Oil tankers will "ruin our land"
“When [the tankers] do come here, they’re going to ruin our land. And that’s all that we have, practically, to support ourselves. It’s what our ancestors lived off of,” Humchitt explained, emphasizing his fear of losing his Aboriginal culture, or missing out on the chance to teach his kids about the ocean.
“Everything’s in jeopardy right now,” said Courtney Reid, another student in the school’s Grade 12 First Nations Studies class.
“All our food and all our activities, we have on the water. All the memories I have could just become only memories, and my brother might not be able to experience what I have if a spill happens,” she said.
Violet Lindberg, a teacher from Whitehorse who moved to Bella Bella over a decade ago, explained that people in the community have a very intimate connection with their sacred waters.
“Besides working in the school, I take kids out on the boat all the time, as much as I possibly can…and I eat seven meals a week, if not twice a day, from this ocean. That’s what I survive on, this ocean. And when there’s an oil spill, what are we going to do?” asked Lindberg.
No support for Enbridge oil sands pipeline
She said that in Bella Bella, the entire community seems to have reached a consensus on what they think of the Enbridge proposal—so far, she doesn't know of anybody who's come out in favour of the pipeline.
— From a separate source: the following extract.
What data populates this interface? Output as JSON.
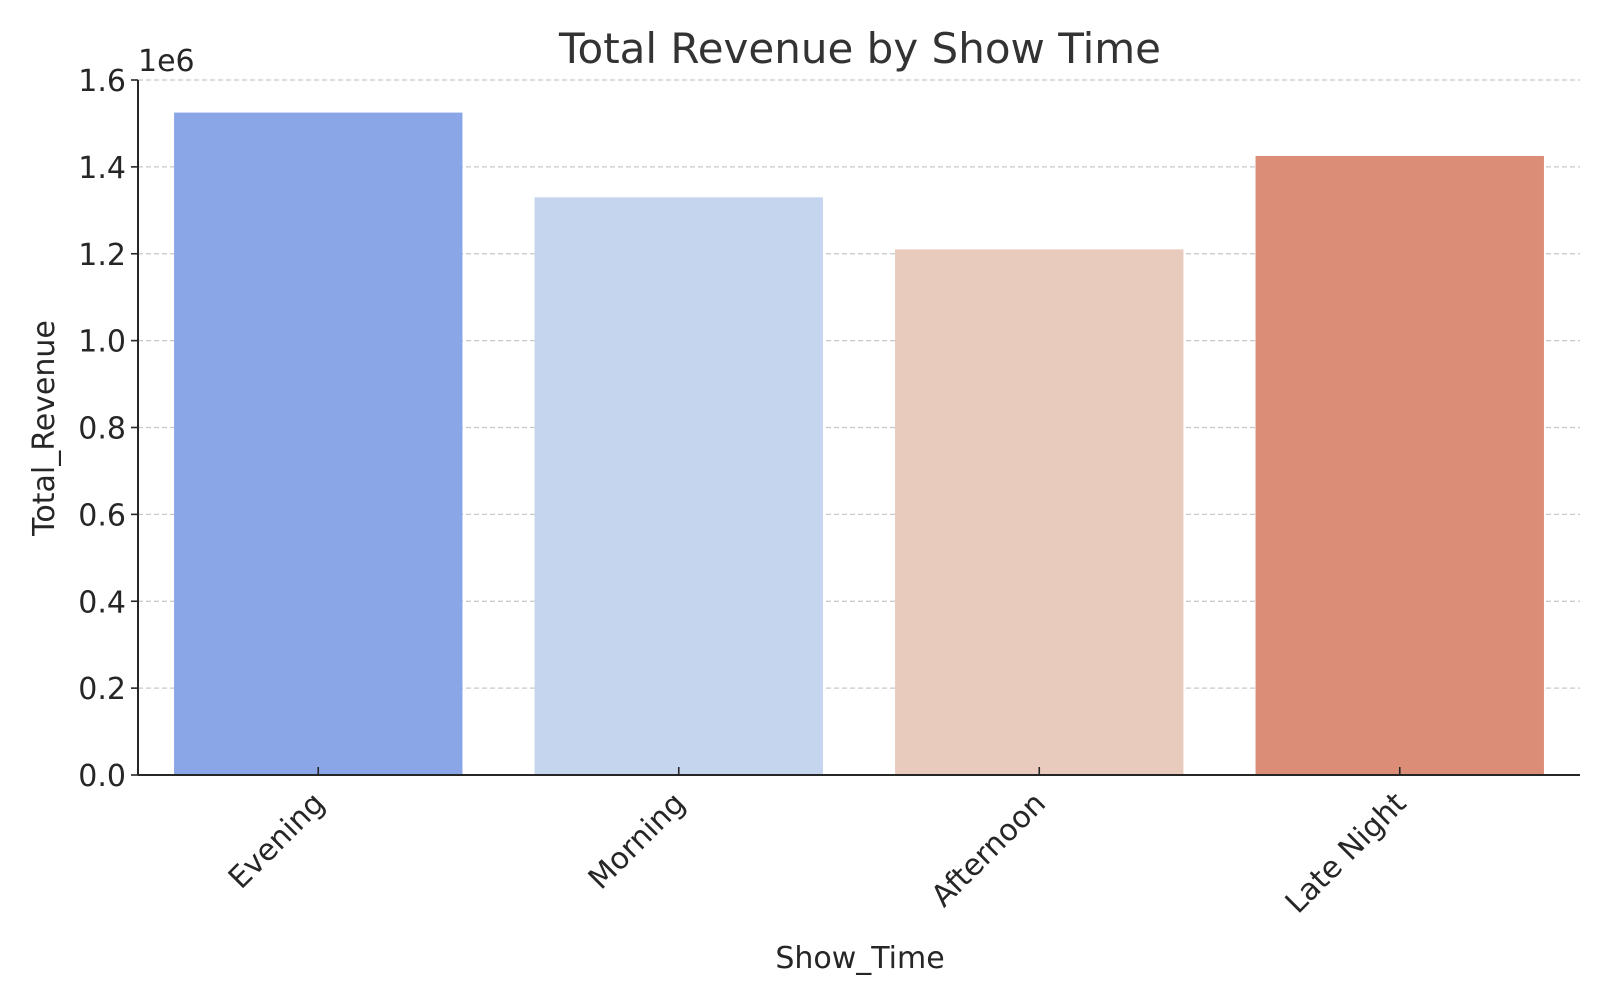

During the hunger strike, Lindberg and Horst plan to stay with the students at the school, doing public speaking practice for the hearings and engaging in educational activities to beef up their knowledge on the issue. On Tuesday when the fasting ends, there will be a feast made up of local fish and other foods community members have gathered from the ocean.
“The students, when they speak to the panel, will invite the panel members to our feast,” said Lindberg.
“As Heiltsuk people we are welcoming to people within our community, and we want to make sure they feel welcome. But also, we want to show them the food that we do eat daily...I don’t know if they’ll actually come, but they will be invited.”